The Boat and The Oars

At SIRC in Penrith, a crew travelled back in time, to the 1919 Peace Regatta in Henley.

31 March 2019 

By Louis Petrin, of Drummoyne Rowing Club

Australia had entered two crews for the Royal Henley Peace Regatta to be held at Henley in 1919. The A.I.F No. 1 crew was meant to use the Australian boat Q.L. Deloitte since it was successfully used by an Australian crew at the 1912 Henley Regatta. It was hired from the Thames Rowing Club. A second eight, to be used by the No. 2 crew, was hired from Jesus College, Cambridge. However, as the regatta approached, the crews swapped boats.

On display on Saturday at Sydney International Regatta Centre (SIRC) in Penrith was a wooden eight, sadly not the original boat used in 1919, but it was a good representative for all to enjoy. It was made by Cantiere Navale Donoratico from Livorno (Leghorn in English), an industrial port city south of Pisa, on the western coast of Italy.

Here are some images of the Italian-built eight.

One of the interesting things was the recreation of the poppets holding the oars.

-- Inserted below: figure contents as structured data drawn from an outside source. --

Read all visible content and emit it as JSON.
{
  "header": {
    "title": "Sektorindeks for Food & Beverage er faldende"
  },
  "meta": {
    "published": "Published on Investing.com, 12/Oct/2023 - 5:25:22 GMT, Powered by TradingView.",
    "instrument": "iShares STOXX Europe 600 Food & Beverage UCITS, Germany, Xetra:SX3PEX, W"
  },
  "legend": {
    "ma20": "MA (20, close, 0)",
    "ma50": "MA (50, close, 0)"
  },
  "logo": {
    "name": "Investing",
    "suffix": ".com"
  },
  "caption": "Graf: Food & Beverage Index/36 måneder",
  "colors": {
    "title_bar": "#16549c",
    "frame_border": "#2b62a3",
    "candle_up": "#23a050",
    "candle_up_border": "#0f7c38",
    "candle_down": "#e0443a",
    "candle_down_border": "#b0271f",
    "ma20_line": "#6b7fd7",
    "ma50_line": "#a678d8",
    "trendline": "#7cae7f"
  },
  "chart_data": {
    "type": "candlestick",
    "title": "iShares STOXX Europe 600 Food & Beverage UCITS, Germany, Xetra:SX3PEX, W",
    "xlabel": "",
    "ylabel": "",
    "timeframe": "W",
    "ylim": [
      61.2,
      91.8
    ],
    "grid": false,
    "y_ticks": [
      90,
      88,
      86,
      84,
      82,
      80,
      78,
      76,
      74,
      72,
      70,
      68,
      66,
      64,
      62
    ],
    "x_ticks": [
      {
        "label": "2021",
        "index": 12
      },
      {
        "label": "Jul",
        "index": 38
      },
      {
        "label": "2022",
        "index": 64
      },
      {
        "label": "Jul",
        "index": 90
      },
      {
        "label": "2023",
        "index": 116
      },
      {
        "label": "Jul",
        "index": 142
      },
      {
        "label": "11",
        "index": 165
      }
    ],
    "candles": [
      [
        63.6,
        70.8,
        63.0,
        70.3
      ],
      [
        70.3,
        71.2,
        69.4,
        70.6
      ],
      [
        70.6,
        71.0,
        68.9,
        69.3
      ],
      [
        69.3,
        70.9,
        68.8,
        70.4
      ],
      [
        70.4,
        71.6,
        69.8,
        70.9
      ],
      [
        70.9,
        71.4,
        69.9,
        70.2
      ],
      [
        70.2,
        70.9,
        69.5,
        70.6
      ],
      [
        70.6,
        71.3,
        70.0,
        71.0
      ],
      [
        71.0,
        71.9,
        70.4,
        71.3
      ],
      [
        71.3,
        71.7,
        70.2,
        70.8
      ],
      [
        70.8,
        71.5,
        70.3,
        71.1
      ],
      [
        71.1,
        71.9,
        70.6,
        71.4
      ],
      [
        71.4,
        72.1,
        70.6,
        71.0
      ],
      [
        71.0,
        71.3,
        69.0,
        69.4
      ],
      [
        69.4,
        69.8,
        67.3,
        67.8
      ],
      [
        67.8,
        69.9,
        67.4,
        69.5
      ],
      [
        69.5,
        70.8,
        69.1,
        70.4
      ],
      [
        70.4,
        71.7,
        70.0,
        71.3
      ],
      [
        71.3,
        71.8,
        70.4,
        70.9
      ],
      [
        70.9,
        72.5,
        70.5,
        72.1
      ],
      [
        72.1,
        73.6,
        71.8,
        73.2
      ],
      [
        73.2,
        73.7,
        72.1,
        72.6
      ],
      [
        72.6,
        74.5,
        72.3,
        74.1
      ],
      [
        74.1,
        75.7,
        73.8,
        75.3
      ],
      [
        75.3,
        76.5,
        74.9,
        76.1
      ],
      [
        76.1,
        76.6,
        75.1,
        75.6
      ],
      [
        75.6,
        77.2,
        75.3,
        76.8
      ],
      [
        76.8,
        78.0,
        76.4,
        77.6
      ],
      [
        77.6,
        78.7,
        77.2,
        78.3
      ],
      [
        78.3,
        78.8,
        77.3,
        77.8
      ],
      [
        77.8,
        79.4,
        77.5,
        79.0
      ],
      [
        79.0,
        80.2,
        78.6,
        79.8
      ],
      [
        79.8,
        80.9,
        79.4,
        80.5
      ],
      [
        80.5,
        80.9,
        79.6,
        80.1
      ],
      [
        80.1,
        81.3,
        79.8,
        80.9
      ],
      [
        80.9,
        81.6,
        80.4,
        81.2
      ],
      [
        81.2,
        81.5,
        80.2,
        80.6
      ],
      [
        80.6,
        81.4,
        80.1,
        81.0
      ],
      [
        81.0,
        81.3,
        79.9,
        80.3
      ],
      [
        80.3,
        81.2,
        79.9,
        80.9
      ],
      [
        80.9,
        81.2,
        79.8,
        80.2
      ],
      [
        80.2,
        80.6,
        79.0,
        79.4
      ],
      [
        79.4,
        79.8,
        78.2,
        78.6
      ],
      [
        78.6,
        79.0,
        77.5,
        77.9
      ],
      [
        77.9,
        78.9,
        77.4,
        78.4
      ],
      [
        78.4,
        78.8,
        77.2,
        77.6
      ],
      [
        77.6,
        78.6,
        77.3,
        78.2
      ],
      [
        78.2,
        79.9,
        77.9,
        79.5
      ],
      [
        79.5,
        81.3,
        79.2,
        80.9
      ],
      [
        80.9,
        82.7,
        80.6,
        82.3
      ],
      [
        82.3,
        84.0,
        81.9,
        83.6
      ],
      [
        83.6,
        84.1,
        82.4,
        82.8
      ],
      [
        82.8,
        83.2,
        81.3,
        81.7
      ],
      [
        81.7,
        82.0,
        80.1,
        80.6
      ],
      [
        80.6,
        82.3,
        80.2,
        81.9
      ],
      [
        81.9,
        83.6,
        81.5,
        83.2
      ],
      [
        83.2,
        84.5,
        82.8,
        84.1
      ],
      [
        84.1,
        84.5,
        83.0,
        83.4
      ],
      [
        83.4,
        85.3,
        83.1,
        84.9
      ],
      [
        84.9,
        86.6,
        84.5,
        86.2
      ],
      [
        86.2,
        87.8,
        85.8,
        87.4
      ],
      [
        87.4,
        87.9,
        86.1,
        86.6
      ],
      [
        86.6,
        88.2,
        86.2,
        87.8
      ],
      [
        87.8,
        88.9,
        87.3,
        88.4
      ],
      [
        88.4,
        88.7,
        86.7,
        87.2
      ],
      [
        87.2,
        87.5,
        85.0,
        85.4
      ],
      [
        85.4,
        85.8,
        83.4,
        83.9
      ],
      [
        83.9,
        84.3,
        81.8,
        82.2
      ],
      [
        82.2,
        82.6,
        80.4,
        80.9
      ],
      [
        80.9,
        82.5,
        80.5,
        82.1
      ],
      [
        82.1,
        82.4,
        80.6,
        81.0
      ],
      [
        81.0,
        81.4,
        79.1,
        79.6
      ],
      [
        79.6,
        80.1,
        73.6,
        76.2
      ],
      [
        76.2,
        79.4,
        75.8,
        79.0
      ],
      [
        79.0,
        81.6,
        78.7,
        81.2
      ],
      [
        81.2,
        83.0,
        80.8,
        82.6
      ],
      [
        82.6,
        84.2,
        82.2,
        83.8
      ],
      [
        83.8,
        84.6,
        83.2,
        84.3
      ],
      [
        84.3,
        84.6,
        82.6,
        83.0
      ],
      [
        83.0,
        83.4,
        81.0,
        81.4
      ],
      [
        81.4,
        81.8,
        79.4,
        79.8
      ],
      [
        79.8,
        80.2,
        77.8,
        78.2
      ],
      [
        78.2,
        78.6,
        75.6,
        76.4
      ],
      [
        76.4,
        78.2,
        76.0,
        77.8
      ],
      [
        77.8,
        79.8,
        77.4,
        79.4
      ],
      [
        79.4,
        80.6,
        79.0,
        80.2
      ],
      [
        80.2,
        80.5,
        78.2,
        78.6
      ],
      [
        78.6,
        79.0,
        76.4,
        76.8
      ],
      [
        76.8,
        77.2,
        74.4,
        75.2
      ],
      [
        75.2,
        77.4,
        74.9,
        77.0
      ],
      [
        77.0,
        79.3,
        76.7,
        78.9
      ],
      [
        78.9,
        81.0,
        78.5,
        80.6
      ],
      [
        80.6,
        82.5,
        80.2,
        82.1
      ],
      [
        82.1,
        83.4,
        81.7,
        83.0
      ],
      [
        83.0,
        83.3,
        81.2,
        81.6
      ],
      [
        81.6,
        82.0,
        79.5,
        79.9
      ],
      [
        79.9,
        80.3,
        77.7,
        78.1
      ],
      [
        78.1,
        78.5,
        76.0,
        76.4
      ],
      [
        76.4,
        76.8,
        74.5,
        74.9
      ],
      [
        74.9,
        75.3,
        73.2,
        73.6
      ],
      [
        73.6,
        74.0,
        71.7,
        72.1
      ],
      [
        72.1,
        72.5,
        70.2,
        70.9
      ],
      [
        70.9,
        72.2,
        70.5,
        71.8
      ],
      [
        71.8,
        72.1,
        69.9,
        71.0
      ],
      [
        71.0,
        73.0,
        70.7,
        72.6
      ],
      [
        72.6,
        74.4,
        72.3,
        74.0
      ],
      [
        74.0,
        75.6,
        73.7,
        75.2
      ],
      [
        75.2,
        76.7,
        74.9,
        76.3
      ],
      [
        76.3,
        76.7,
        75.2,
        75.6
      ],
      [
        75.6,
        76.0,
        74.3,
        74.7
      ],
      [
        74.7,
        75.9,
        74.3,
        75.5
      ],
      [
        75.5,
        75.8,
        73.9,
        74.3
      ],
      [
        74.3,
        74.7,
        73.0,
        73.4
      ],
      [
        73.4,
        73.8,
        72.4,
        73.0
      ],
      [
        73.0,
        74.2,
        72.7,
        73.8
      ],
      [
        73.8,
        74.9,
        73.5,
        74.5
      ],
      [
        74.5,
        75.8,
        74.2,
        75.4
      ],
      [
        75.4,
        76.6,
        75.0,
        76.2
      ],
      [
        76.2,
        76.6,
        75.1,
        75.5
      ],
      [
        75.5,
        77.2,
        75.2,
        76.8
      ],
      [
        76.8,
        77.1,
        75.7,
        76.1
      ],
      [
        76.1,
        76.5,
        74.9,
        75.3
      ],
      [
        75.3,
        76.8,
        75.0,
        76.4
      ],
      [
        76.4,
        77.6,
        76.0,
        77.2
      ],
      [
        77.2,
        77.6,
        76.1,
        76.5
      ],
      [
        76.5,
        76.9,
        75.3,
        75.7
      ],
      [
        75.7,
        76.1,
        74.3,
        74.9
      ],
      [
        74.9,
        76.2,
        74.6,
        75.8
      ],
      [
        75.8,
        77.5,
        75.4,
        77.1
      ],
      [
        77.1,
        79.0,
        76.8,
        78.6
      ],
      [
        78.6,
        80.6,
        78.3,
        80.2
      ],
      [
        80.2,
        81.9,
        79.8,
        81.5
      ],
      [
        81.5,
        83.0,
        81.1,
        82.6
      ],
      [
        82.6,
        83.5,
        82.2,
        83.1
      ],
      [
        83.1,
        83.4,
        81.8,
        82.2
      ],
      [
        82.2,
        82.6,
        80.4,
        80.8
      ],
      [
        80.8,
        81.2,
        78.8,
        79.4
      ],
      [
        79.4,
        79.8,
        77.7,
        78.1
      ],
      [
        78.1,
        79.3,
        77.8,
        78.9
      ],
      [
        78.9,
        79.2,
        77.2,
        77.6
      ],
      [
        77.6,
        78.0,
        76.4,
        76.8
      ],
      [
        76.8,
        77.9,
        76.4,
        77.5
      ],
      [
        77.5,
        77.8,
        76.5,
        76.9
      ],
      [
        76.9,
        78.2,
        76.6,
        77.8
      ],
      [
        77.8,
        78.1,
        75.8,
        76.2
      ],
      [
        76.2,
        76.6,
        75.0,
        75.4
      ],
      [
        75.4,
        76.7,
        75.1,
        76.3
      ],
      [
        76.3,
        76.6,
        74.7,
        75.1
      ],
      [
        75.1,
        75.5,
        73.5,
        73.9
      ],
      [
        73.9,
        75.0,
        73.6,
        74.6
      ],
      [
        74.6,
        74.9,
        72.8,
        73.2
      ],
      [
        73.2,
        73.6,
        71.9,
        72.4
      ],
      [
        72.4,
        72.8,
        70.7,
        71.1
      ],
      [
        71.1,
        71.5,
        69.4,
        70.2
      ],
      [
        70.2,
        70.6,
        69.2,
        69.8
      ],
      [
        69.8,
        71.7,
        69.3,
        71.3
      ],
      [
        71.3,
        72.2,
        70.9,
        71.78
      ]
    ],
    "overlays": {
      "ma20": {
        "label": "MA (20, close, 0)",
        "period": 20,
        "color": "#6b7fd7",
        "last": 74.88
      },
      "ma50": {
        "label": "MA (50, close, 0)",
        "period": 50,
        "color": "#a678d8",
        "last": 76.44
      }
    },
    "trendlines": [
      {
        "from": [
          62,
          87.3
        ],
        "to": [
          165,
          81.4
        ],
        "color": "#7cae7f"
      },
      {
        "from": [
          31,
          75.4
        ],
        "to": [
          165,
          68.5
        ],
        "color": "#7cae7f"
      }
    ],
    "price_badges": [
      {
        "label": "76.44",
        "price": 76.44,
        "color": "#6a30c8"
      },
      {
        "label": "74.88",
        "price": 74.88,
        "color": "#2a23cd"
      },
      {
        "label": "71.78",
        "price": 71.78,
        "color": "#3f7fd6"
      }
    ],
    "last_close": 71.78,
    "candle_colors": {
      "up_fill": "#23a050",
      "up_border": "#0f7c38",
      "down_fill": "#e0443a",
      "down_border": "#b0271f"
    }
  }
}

Back in 1919, the practice oars were purchased from Edmund Norris and the racing oars from E. Ayling & Sons Ltd, both of Putney. Today, we are fortunate that the oars were made by the doyen of oars, Howard Croker.

Howard Croker with his wife Kaye and son Darren.

At the lunch break, there was a presentation of the boat. The rowers were dressed much like they did in 1919.

There was also a row past by the Australian Defence Force crew that will be travelling to Henley for the King’s Cup race in July 2019 to mark the centenary of the race.

Sunday afternoon will see a range of races, culminating in the Queen’s and King’s Cup for the eights.

Here is a short video from Saturday:

2 comments

  1. Interesting article. Many of us ‘oldies’ would have rowed on fixed pins. Most of the gates would not have looked as good as those in the photo. There were often well worn grooves in the two wooden thole pins and the ‘rigger twine’ on top had become slack so that if you pushed out on the curved leather button (well greased with lard) it could go under the string and out from the gate. Also I’m not sure the runners would have been alloy and the attachment of the axles to the seat plus the wheels have been plastic – more likely all brass. Nevertheless it was very good to see such a lovely old wooden boat. The argument as to which was better – fixed or swivel pins went on well into the 1950s – particularly in eights. Etonians like RD Burnell seemed to hang on to fixed pins for longer as they thought they made squaring and feathering easier whereas with swivels ‘the wrists often developed cramp’ as they had to do too much work to get the same effect. I wonder what he would have made of the modern gates and buttons where it is almost (but not totally!) impossible not to put the oar in square with an accurately determined pitch and extract it onto the feather.